The Omen (1976), Collector’s Edition

Starring: Gregory Peck, Lee Remick, David Warner
Score: Jerry Goldsmith
Studio: 20th Century Fox 29
Video: 2.35:1 enhanced for 16:9 widescreen
Audio: Dolby Digital 5.1, DD mono, English/Spanish/French
Subtitles: English, Spanish, also English captions
Extras:  (2 discs) Commentary by Director Richard Donner & Editor Stuart Baird; Intro to the disc by Donner; Commentary by Richard Donner & screenwriter Brian Helgeland; Featurette: “Curse or Coincidence;” Jerry Goldsmith discusses his Omen score; Still photo gallery; Deleted scenes with commentary; Documentaries: “666: The Omen Revealed,” “The Omen Legacy;” Screenwriter’s Notebook; Wes Craven on The Omen
Length: 111 minutes
Rating: ****

I haven’t seen the remake, but although it may have better special effects it lacks Gregory Peck and one of Jerry Goldsmith’s best film scores, which secured him an Academy Award in 1976. A reviewer of the new theatrical feature said this original seemed dated next to it, but the only area I felt was dated was telephones – clunky dial phones everywhere and no cell phones at all!  The Omen wasn’t up to the level of The Exorcist or Rosemary’s Baby, but it’s worth seeing again in this present time when we’re being bombarded by new feature films and TV series involving all sorts of religious iconography and supernatural doings.

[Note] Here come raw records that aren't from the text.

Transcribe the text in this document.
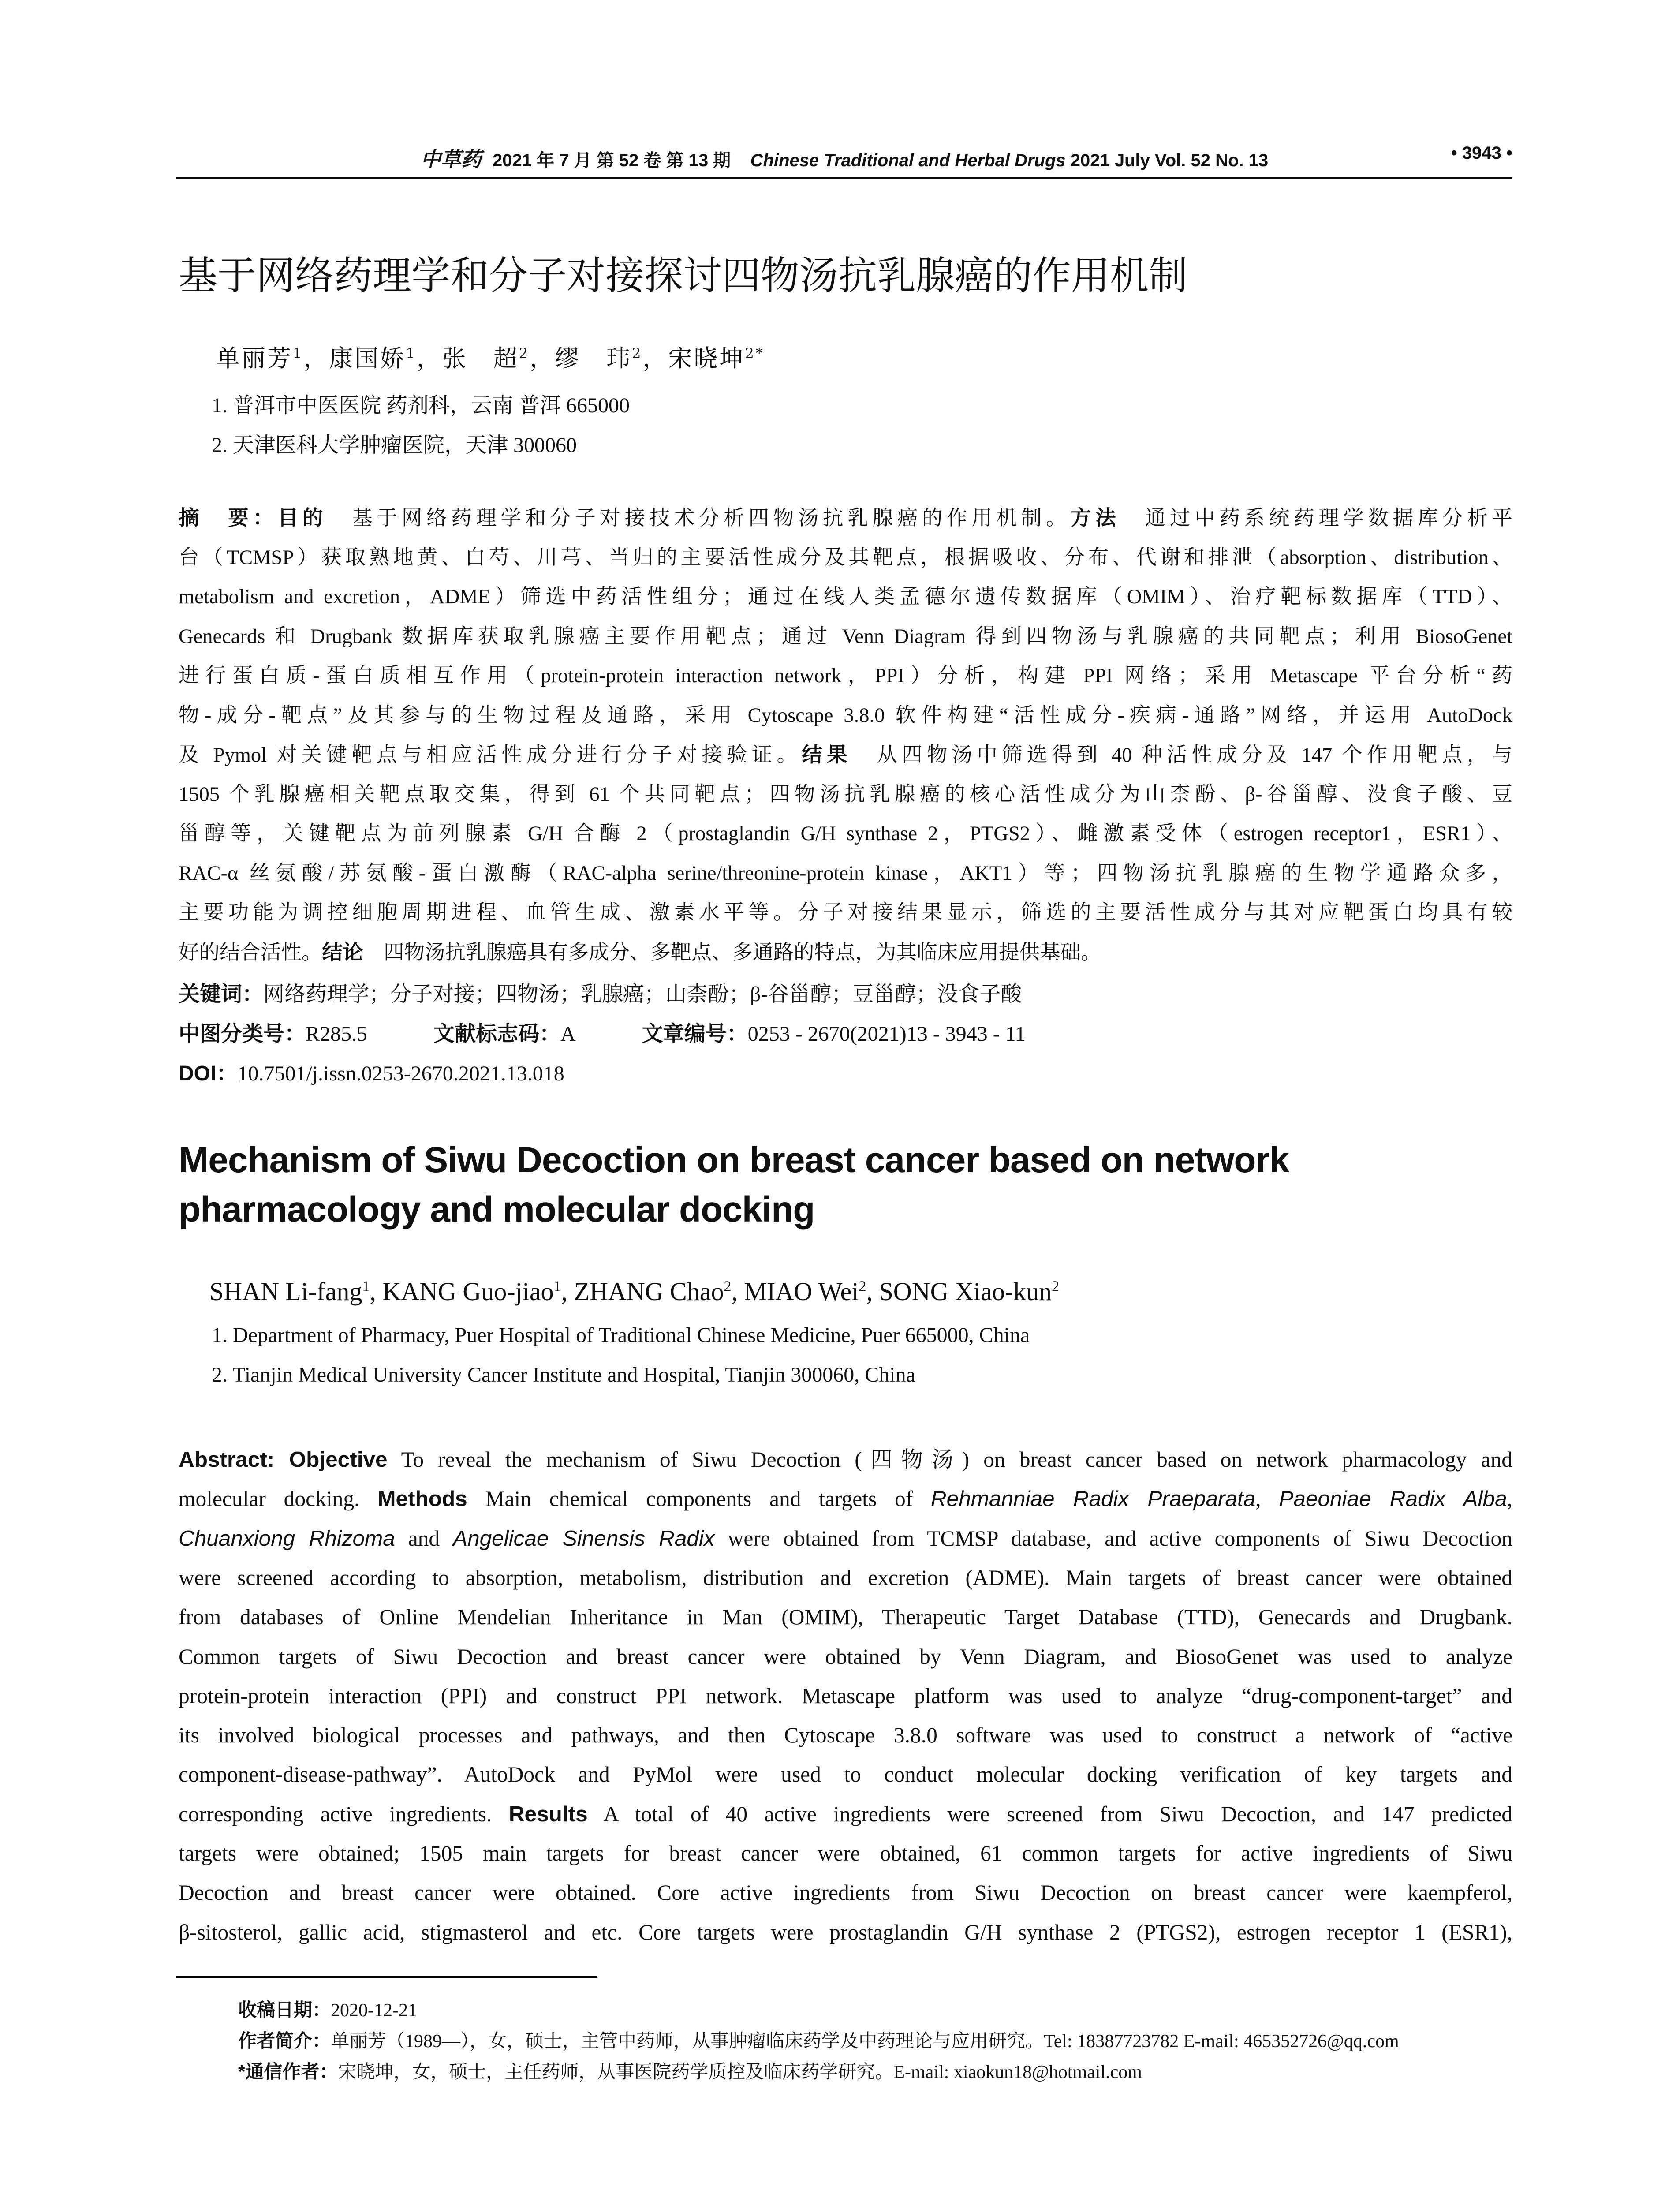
中草药 2021 年 7 月 第 52 卷 第 13 期 Chinese Traditional and Herbal Drugs 2021 July Vol. 52 No. 13	• 3943 •
基于网络药理学和分子对接探讨四物汤抗乳腺癌的作用机制
单丽芳$^1$，康国娇$^1$，张　超$^2$，缪　玮$^2$，宋晓坤$^{2*}$
1. 普洱市中医医院 药剂科，云南 普洱 665000
2. 天津医科大学肿瘤医院，天津 300060
摘　要：目的　基于网络药理学和分子对接技术分析四物汤抗乳腺癌的作用机制。方法　通过中药系统药理学数据库分析平
台（TCMSP）获取熟地黄、白芍、川芎、当归的主要活性成分及其靶点，根据吸收、分布、代谢和排泄（absorption、distribution、
metabolism and excretion，ADME）筛选中药活性组分；通过在线人类孟德尔遗传数据库（OMIM）、治疗靶标数据库（TTD）、
Genecards 和 Drugbank 数据库获取乳腺癌主要作用靶点；通过 Venn Diagram 得到四物汤与乳腺癌的共同靶点；利用 BiosoGenet
进行蛋白质-蛋白质相互作用（protein-protein interaction network，PPI）分析，构建 PPI 网络；采用 Metascape 平台分析“药
物-成分-靶点”及其参与的生物过程及通路，采用 Cytoscape 3.8.0 软件构建“活性成分-疾病-通路”网络，并运用 AutoDock
及 Pymol 对关键靶点与相应活性成分进行分子对接验证。结果　从四物汤中筛选得到 40 种活性成分及 147 个作用靶点，与
1505 个乳腺癌相关靶点取交集，得到 61 个共同靶点；四物汤抗乳腺癌的核心活性成分为山柰酚、β-谷甾醇、没食子酸、豆
甾醇等，关键靶点为前列腺素 G/H 合酶 2（prostaglandin G/H synthase 2，PTGS2）、雌激素受体（estrogen receptor1，ESR1）、
RAC-α 丝氨酸/苏氨酸-蛋白激酶（RAC-alpha serine/threonine-protein kinase，AKT1）等；四物汤抗乳腺癌的生物学通路众多，
主要功能为调控细胞周期进程、血管生成、激素水平等。分子对接结果显示，筛选的主要活性成分与其对应靶蛋白均具有较
好的结合活性。结论　四物汤抗乳腺癌具有多成分、多靶点、多通路的特点，为其临床应用提供基础。
关键词：网络药理学；分子对接；四物汤；乳腺癌；山柰酚；β-谷甾醇；豆甾醇；没食子酸
中图分类号：R285.5	文献标志码：A	文章编号：0253 - 2670(2021)13 - 3943 - 11
DOI：10.7501/j.issn.0253-2670.2021.13.018
Mechanism of Siwu Decoction on breast cancer based on network pharmacology and molecular docking
SHAN Li-fang$^1$, KANG Guo-jiao$^1$, ZHANG Chao$^2$, MIAO Wei$^2$, SONG Xiao-kun$^2$
1. Department of Pharmacy, Puer Hospital of Traditional Chinese Medicine, Puer 665000, China
2. Tianjin Medical University Cancer Institute and Hospital, Tianjin 300060, China
Abstract: Objective To reveal the mechanism of Siwu Decoction (四物汤) on breast cancer based on network pharmacology and
molecular docking. Methods Main chemical components and targets of Rehmanniae Radix Praeparata, Paeoniae Radix Alba,
Chuanxiong Rhizoma and Angelicae Sinensis Radix were obtained from TCMSP database, and active components of Siwu Decoction
were screened according to absorption, metabolism, distribution and excretion (ADME). Main targets of breast cancer were obtained
from databases of Online Mendelian Inheritance in Man (OMIM), Therapeutic Target Database (TTD), Genecards and Drugbank.
Common targets of Siwu Decoction and breast cancer were obtained by Venn Diagram, and BiosoGenet was used to analyze
protein-protein interaction (PPI) and construct PPI network. Metascape platform was used to analyze “drug-component-target” and
its involved biological processes and pathways, and then Cytoscape 3.8.0 software was used to construct a network of “active
component-disease-pathway”. AutoDock and PyMol were used to conduct molecular docking verification of key targets and
corresponding active ingredients. Results A total of 40 active ingredients were screened from Siwu Decoction, and 147 predicted
targets were obtained; 1505 main targets for breast cancer were obtained, 61 common targets for active ingredients of Siwu
Decoction and breast cancer were obtained. Core active ingredients from Siwu Decoction on breast cancer were kaempferol,
β-sitosterol, gallic acid, stigmasterol and etc. Core targets were prostaglandin G/H synthase 2 (PTGS2), estrogen receptor 1 (ESR1),
收稿日期：2020-12-21
作者简介：单丽芳（1989—），女，硕士，主管中药师，从事肿瘤临床药学及中药理论与应用研究。Tel: 18387723782 E-mail: 465352726@qq.com
*通信作者：宋晓坤，女，硕士，主任药师，从事医院药学质控及临床药学研究。E-mail: xiaokun18@hotmail.com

This was the first and best of a four-part series which might be described as a sort of coming-of-age movie series about the Antichrist.  Peck is an ambassador who takes up a priest’s offer to switch his wife’s stillborn baby with an orphaned infant whose mother had just died in the same hospital. When Damien (that name ought to make us suspicious, right?) reaches five years of age, his nanny dramatically hangs herself during his lavish birthday party. The deaths and accidents of those near him mount up steadily from then on. I wondered if Damien’s furious pedaling around in circles on his tricycle, building up steam for his streak across the balcony to knock his supposed mother off to the floor below, became Stanley Kubrick’s inspiration for the child on the tricycle racing down the hallways in The Shining?  David Warner plays a photographer who helps Peck in uncovering the true threat. Eventually the ambassador accepts the dramatic evidence about his son carrying “the mark of the beast” and decides he must kill the boy to prevent evil taking over the world. Since there were three more movies, evidently he didn’t succeed.  Highly entertaining, partly because the killings are well-paced and circumspect – not like today’s horror movies – and Goldsmith’s creepy score is most effective. These extras packages are getting so voluminous you can spend an entire weekend immersed in one movie if you’re really into it.